Chapter 2: The Ghosts

146 6 9
                                    

You are so brave and quiet I forget you are suffering.
~Ernest Hemingway

*

It took some time to learn how to get into a habit, how to break one, how to live with a person, and how to live without them. It was always a long, terrifying struggle and the time defined certain characteristics, the incidents that meant something. In the long run, perhaps nothing really mattered. For the time immemorial, countless men and women lived through hell, in slavery, torments, persecution, and some fought for justice, for hope for their future generation and their better life that they could never have. Their combined efforts meant everything but their individual struggles were long forgotten. No one knew what they felt when no one was around, in the locked doors. Nobody knew what the father that returned home empty - handed after not finding anything to eat for his small children felt. Nobody knew what the mother felt watching her only son die before her eyes. A child who waited all day long for his parents to return home and the wait lasted forever.

They were all countless dots in history connecting the present to themselves. They were the inevitable incidents of the past that wouldn't be denied in any timeline. The stories we never knew yet we were a part of them.

Some things were meant to happen.

He knew the world didn't stop for anyone; the earth didn't stop its perpetual spinning, the seasons didn't stop.

Life went on.

The room in which Ranveer sat was silent, and the dim light from the lamp lighted it feebly. A tree outside made small, quivering shadows, casting them on the front wall as it swayed in the cool breeze. He himself sat quietly, not moving a muscle, and gazed into the darkness before him. His eyes were teary, profound, and a veil of a silent surrender hung thickly in the air. His countenance bore the look of a beaten man, a man defeated in the largest battle of his life. The battle he would never fight again. He was a loser. Even in silence the world laughed at him.

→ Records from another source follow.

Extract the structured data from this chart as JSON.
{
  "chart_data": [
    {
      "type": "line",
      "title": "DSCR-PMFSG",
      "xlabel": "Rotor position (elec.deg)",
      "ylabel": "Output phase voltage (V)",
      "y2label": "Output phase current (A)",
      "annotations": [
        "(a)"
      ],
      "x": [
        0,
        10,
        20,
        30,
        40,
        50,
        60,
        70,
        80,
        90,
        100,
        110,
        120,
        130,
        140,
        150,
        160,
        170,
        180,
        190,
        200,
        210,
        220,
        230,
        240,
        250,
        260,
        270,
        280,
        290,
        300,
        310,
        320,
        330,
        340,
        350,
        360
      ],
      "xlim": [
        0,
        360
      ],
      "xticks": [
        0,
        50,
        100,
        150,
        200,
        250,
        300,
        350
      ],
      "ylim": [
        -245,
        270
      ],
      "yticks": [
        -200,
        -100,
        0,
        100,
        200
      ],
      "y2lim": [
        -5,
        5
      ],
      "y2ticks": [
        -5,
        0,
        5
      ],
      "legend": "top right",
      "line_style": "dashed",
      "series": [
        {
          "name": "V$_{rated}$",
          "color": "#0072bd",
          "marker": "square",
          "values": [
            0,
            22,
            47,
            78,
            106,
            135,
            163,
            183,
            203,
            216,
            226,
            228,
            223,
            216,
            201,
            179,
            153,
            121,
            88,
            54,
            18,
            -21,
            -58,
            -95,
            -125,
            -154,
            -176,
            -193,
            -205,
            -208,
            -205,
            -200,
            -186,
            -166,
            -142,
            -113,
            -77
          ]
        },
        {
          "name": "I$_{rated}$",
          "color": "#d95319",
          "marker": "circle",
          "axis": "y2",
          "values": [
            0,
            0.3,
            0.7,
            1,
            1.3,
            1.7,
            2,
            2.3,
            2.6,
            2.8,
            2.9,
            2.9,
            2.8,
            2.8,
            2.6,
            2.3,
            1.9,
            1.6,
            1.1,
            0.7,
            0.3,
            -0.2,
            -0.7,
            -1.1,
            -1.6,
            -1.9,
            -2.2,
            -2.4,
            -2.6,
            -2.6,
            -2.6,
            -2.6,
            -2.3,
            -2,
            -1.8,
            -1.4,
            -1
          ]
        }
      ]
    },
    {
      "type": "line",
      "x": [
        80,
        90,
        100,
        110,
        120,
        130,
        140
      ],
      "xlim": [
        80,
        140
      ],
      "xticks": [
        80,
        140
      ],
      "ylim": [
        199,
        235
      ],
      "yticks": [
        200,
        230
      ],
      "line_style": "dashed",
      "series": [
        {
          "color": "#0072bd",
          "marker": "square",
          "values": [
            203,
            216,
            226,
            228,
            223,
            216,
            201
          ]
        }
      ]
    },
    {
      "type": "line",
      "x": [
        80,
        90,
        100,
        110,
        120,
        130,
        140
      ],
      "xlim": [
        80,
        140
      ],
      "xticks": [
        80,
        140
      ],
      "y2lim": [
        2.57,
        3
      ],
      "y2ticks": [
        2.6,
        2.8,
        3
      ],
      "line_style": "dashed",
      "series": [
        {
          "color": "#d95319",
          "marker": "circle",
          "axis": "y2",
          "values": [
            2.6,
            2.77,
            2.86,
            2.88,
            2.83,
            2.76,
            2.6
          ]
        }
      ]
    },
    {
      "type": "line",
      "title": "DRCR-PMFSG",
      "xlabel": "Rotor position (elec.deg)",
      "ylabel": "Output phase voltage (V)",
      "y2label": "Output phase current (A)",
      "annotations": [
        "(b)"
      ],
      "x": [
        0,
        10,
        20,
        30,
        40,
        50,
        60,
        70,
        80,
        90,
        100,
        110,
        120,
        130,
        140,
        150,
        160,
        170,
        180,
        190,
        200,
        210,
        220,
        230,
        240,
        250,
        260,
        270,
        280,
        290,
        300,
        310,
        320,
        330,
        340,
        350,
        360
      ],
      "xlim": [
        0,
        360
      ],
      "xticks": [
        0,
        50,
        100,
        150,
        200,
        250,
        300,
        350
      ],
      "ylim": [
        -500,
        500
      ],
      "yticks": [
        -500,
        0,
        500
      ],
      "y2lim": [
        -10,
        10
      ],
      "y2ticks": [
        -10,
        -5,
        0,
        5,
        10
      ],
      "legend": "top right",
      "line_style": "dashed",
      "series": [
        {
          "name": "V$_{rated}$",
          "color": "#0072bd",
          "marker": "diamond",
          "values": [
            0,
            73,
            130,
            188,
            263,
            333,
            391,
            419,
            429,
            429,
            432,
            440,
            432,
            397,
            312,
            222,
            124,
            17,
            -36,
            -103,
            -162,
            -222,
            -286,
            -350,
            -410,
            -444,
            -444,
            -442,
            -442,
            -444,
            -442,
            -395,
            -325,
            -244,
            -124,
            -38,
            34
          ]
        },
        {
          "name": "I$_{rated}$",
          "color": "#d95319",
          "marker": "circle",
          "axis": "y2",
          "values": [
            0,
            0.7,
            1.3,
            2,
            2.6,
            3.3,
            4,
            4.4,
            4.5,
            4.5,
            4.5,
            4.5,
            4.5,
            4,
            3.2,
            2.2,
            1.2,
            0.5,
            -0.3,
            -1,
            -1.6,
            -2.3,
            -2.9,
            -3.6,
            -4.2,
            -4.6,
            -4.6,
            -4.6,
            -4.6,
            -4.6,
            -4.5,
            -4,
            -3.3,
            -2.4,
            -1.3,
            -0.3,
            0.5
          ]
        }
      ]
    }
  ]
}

He was relieved that people around him paid him no attention; didn't question him why he had changed so much. Not making his appearance public had its own perks and Ranveer truly relished them. He could move the way he wanted to, he could go anywhere he wished without warning the media to follow him everywhere. He was a nobody to the world. His name, however, was equivalent to destruction.

His life had been a show for the world to ridicule him in the last several months and pass the judgments as if they knew who he was. Despite this, he did not go to clear the air and tell the world they got him all wrong. He was just a name they could laugh at. From the inside, Ranveer was still what he was years ago. It never changed.

Ranveer sighed. Exhaustion of working continuously for hours finally began to take its toll on him. He wanted peace. He wanted some sleep. But in spite of the pills, he had been unsuccessful in getting a more than 4-hour long sleep in the last week. Ranveer went through the files scattered over the desk, began to read and then stack them up in place one by one. He scorned at the uninteresting, mediocre work they'd all been doing and the slow progress they made
. This was not what he expected from his employees. His absence from the last two meetings had been mistaken for his lack of interest in the projects. He would make sure they got this right.

Ranveer went through his phone as the last group of his employees left for home. He was still in his cabin, unsure of moving from his place. Then suddenly, a distracting knock on the door breached his attention.

"May I come in, sir?" It was one of his senior employees.

"Yes, please," he said, without looking at him.